Aussie tourist stumped over discovery on baggage in Bali

The tiny but significant detail was first noticed at the airport.

An Aussie traveller in Bali has been left stumped after two of his suitcases were returned to him with mystery cable ties dangling off the handles, just moments after touching down at Denpasar Airport.

The man said on social media that he noticed the ties had been clipped to his luggage shortly after landing in Indonesia, prompting speculation over what officials use them for, and why certain bags were targeted in the unique coding system.

"Landed last night and has a cable tie on both suitcase handles," the man wrote on Facebook in confusion. "Anyone know what this means?"

The post attracted a host of responses from people sharing their similar experiences, many revealing what they believed the ties represent.

A green cable tie is seen strapped to a suitcase.
An Aussie tourist has been left stumped over an discovery on his baggage in Bali. Source: Facebook.

"I thought it was for heavy bags," a person said. "It just means they want to search your bag," another said.

"It means something has shown up in the X-rays and they want to check your bag as you leave," hypothesised another. "They only do it if the guys at customs see the cable tie, in future, put your hand over it on the way out."

Expert weighs in

It's not the first time an Australian traveller posted about after noticing the ties attached to their luggage, with a similar incident occurring in 2022.

Speaking to Yahoo News Australia at the time, aviation expert Martin Engeler revealed the reason behind the tags, and what each colour means, to be a mix of a few factors.

He explained that Bali airport personnel in fact used yellow crayons to tag baggage in the past and recently had swapped to the cable tie system.

"What they used to do was mark it with a yellow crayon and put a cross on it," Mr Engeler said, adding that the mark was meant for customs to check the tagged bag.

"Baggage is screened before they come out of the airport... It tells customs to check that bag," he said. "It's for people who try to bring in stuff like electronics."
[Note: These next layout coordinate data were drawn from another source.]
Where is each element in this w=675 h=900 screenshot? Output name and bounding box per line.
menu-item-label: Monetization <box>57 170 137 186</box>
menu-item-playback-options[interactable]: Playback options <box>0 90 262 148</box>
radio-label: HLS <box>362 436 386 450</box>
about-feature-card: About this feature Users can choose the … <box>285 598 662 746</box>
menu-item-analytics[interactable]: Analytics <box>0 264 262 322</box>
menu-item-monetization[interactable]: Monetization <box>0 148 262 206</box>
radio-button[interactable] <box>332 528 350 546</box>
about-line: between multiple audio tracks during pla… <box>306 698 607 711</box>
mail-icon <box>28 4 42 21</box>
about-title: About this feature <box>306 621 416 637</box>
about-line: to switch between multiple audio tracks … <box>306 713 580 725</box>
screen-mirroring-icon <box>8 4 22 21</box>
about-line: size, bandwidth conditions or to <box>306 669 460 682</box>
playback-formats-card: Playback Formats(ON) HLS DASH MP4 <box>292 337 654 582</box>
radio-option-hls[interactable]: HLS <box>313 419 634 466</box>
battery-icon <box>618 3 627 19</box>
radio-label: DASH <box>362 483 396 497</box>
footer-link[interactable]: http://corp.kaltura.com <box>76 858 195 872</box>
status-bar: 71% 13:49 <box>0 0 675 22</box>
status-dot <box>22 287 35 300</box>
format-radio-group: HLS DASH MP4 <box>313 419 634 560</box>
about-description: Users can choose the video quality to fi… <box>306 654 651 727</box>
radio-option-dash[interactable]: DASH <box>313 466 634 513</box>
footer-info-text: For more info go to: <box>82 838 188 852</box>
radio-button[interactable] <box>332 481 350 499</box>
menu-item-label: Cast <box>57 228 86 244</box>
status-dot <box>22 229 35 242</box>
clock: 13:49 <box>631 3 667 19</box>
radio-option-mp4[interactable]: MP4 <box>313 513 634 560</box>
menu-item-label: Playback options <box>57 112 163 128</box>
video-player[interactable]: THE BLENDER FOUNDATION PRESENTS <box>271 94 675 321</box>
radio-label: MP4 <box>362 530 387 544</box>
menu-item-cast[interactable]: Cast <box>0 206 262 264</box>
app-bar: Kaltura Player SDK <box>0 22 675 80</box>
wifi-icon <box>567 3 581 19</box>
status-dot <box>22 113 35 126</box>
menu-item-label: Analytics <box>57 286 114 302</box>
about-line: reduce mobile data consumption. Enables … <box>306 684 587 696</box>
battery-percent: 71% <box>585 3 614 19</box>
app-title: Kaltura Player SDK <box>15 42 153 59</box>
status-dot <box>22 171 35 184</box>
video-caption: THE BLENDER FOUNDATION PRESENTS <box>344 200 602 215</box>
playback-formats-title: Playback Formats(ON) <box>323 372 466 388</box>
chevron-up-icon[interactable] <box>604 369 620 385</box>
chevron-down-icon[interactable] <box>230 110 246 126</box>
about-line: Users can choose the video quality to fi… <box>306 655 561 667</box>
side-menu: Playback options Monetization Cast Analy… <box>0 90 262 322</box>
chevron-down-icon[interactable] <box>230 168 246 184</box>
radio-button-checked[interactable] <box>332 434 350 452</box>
Tourist looking at Diamond beach from above, Nusa Penida, Indonesia
Bali has strict rules in place to combat misbehaving travellers. Source: Getty

He further explained that this system of tagging appears to have replaced the yellow crayon marks, which might be a relief for travellers who would prefer not to have an expensive bag marked with a yellow cross.

Mr Engeler also revealed that cable ties are also used by airport personnel to secure luggage that they suspect had been tampered with.

Regarding the colour of tags, he confirmed that the orange cable tie seen on the suitcase pictured in 2022 is not airline related at all, and is really more of a "Bali thing".

Aussies urged not to remove tags

The online debate of the tags' use also prompted a similar conversation about the correct way to proceed if you find yourself with a marked bag.

While some had urged travellers to simply "cut the tag off" once they had been strapped to luggage, one woman pointed out that would be unwise.

"I can’t believe how many comments I read on posts giving people bad advice," she wrote.

"Cut it off, put your hand over it, carry nail clippers on your person to snip it off," the woman continued, listing off examples of "bad advice".

"If you have nothing wrong in your bag, then don’t worry. You are in a foreign country. It’s their rules. You’d be up in arms if something dreadful happened in your own country. Obey the rules. Respect the rules."